Over the last couple of weeks, we have harvested our oilseed rape and winter barley, and in the last couple of days, we have begun harvesting the winter wheat, which is great.

The majority of the winter barley will be kept at the farm but some of it, along with the oilseed rape and winter barley, will be taken to our local grain store. Transporting to our local grain store is about an hour and a half round trip in a tractor with a trailer and is quite labour intensive as we need to ensure that we have enough tractors and trailers to complete the haul.

After the combine has finished in the fields we will bale the straw ready for collection as most of our straw is sold per acre. 

Alongside harvesting cereals, we have also started to pick our runner beans.  We have two beehives in the field to make sure our crops are pollinated and currently, due to the sunny weather, we are also using an irrigator to help water the runner beans.
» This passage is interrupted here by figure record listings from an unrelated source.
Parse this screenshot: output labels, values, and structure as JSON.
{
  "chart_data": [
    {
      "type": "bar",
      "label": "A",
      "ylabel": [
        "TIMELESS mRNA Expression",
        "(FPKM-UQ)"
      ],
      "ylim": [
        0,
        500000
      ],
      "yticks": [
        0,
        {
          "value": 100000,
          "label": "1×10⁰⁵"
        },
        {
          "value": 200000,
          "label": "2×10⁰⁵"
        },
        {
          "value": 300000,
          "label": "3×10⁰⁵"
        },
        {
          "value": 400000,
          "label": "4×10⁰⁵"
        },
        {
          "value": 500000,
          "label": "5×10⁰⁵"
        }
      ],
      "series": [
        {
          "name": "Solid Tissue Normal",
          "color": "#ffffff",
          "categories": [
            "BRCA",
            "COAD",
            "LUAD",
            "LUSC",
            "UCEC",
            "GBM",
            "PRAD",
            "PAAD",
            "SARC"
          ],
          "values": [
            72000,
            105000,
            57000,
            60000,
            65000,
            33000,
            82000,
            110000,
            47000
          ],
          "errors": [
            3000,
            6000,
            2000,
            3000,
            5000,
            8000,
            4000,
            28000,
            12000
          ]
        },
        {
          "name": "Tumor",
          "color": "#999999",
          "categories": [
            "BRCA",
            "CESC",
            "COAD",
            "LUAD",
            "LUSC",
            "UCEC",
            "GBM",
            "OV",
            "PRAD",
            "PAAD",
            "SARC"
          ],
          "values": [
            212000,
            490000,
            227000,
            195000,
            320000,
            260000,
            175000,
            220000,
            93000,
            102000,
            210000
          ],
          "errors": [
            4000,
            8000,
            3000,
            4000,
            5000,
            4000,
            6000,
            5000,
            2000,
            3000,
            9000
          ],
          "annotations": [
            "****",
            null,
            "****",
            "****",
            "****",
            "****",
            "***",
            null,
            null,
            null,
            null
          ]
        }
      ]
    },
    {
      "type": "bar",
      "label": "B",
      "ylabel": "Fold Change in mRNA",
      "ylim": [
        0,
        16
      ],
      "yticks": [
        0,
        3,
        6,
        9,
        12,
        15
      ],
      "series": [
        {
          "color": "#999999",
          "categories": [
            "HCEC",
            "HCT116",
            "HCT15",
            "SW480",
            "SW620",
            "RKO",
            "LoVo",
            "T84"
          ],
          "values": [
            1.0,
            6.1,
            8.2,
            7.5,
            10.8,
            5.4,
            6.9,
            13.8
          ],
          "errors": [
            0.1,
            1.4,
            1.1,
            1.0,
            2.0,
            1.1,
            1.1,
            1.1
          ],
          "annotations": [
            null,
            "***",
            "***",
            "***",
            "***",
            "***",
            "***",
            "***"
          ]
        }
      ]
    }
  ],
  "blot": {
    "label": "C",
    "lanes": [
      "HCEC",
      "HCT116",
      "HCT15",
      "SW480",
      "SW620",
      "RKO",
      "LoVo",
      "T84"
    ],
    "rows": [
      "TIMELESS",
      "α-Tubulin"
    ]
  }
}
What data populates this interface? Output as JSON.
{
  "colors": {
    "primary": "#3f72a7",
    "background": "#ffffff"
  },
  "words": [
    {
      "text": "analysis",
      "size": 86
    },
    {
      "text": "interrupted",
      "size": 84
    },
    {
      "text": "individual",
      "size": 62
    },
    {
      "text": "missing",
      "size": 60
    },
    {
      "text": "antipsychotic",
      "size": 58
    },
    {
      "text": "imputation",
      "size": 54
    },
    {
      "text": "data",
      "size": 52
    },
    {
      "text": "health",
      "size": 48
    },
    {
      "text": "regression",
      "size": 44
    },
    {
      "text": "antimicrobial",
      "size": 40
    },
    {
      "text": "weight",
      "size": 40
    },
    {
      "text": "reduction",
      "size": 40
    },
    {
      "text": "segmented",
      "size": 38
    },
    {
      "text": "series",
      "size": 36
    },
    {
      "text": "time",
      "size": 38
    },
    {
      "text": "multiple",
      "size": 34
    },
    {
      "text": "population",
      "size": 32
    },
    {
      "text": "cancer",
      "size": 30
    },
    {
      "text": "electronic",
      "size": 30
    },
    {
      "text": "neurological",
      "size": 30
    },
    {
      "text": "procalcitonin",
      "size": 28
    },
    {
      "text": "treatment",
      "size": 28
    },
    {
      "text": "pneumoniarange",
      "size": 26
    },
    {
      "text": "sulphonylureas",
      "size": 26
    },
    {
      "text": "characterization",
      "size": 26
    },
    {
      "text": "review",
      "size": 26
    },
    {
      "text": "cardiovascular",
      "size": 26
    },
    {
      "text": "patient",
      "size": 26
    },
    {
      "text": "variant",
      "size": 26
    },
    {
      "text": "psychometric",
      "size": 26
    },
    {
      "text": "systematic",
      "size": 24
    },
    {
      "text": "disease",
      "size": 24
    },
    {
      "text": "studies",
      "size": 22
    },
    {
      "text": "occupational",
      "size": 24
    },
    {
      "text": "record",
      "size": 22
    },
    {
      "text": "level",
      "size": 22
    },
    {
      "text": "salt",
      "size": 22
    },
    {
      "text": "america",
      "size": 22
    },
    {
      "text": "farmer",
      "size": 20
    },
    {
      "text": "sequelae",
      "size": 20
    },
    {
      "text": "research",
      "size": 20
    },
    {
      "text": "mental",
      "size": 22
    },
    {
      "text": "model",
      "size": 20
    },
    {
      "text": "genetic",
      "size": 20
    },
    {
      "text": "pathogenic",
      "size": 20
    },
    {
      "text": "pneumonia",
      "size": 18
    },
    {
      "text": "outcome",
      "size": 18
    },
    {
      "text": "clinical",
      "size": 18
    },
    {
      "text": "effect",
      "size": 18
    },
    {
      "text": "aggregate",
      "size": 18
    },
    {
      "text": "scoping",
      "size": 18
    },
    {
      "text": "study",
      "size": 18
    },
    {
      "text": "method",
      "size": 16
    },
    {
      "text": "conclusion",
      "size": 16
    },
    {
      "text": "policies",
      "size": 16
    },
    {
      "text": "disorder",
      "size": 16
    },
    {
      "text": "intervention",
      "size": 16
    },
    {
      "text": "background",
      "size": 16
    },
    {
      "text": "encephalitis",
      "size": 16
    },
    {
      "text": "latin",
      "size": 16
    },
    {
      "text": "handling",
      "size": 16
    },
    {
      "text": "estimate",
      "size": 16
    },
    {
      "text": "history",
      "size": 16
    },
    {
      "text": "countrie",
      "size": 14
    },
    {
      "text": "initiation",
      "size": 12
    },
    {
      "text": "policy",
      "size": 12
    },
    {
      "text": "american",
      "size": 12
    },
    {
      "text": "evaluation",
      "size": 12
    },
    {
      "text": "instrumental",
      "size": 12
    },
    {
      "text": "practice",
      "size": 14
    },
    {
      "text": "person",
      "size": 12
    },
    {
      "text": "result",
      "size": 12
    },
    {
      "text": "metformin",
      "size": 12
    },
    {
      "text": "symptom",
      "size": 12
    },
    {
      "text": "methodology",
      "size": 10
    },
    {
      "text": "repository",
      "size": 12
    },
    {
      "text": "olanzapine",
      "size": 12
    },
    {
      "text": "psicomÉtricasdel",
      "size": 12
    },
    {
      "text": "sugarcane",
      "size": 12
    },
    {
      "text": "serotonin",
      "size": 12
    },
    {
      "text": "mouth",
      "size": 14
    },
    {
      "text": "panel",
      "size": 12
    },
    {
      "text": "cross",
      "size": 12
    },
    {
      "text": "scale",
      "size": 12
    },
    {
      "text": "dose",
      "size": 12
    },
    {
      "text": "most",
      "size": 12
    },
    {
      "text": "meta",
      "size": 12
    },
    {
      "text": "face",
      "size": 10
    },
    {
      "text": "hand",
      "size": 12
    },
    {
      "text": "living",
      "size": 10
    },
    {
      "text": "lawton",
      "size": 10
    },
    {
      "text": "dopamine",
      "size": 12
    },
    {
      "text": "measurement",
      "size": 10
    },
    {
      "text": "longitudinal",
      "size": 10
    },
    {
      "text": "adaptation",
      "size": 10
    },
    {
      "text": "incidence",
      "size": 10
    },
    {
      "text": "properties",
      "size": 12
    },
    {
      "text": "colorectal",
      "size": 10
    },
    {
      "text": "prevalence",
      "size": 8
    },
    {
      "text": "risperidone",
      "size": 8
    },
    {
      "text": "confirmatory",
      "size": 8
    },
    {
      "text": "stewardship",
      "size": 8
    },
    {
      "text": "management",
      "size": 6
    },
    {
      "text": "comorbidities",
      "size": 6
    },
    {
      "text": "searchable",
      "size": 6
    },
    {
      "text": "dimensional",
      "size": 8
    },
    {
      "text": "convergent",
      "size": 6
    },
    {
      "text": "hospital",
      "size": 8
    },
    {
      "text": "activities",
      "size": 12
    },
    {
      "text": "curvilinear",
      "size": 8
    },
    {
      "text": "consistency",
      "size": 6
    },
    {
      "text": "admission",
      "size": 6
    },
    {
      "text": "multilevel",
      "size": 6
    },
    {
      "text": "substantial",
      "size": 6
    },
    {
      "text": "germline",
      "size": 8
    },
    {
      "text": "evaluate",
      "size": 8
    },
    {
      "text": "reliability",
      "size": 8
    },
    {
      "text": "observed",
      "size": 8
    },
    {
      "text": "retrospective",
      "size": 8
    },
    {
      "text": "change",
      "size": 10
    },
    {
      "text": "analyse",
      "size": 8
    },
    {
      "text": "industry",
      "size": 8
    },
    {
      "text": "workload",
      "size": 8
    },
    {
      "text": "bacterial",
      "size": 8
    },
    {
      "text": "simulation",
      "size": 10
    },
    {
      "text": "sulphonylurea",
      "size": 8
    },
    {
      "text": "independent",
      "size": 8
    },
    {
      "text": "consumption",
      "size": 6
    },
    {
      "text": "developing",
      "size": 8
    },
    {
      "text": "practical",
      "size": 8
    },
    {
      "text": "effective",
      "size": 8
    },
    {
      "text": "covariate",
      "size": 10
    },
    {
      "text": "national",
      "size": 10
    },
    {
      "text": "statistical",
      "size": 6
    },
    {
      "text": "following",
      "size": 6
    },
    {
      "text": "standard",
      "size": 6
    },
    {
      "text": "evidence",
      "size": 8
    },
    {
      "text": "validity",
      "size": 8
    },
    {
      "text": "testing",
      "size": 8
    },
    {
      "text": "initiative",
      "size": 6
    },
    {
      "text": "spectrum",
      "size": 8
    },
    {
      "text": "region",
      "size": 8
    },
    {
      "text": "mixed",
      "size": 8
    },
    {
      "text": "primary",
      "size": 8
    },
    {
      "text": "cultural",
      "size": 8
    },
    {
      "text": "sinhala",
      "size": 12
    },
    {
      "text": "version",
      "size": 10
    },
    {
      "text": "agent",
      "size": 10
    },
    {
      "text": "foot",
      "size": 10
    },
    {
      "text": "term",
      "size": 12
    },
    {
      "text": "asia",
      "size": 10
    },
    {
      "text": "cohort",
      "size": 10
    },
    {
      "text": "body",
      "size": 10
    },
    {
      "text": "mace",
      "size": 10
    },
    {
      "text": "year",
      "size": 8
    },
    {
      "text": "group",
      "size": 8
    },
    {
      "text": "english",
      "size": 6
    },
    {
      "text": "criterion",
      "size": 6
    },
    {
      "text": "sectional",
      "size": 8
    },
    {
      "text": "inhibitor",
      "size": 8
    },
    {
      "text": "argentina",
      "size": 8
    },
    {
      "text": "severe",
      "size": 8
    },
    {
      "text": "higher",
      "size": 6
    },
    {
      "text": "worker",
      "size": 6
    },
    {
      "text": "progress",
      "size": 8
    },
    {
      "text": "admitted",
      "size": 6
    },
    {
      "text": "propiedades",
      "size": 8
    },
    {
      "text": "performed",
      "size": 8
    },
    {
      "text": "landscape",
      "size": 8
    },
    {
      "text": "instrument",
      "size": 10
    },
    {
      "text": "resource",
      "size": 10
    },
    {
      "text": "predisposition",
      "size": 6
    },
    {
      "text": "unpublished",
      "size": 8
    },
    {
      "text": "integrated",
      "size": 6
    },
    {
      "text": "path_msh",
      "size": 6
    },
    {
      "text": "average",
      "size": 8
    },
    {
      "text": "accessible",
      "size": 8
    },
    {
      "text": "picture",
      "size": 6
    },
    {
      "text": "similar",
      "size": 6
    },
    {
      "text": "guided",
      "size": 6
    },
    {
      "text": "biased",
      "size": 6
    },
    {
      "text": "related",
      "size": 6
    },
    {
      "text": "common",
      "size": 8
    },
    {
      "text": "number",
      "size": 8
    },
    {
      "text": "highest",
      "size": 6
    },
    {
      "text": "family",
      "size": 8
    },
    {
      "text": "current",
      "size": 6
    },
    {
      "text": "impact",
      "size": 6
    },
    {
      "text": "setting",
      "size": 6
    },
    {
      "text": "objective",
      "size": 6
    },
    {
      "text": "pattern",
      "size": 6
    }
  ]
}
In the coming weeks, we will have about 20 people picking the runner beans daily to ensure none are wasted.  Our runner beans will then get sold to food markets and directly to local greengrocers.

Flowering potatoes

Our potatoes have started to flower, making the fields look pretty and indicating that there is a crop under the soil. 

To make sure our potatoes are growing healthily we have been spraying them weekly for blight and have recently dug, by hand, our first crop sample of potatoes - they are looking great!

Currently, our potatoes are ‘new potatoes’, which I think are the best – there is nothing better than a new potato salad.  However, we don’t sell our potatoes at this stage as they are maincrop varieties but once our potatoes reach a size that we are happy with, we will spray them to stop them from growing any bigger.  The potatoes will then set their skin to protect themselves, ready for us to gather and store.

What next?

As soon as we have completed our final harvest we will focus on moving our rams in with the ewes so that we are ready for lambing in February 2021. 

Life down on the farm is consistently busy and we have to plan ahead.  After each season we will review how we can: become more efficient, take advantage of new technology, diversify, and prepare for the changing seasons. There will, of course, be things, such as the weather (and a global pandemic!), that we can’t predict but the more knowledge we have of all the different factors that may affect our business, the greater prepared we can be.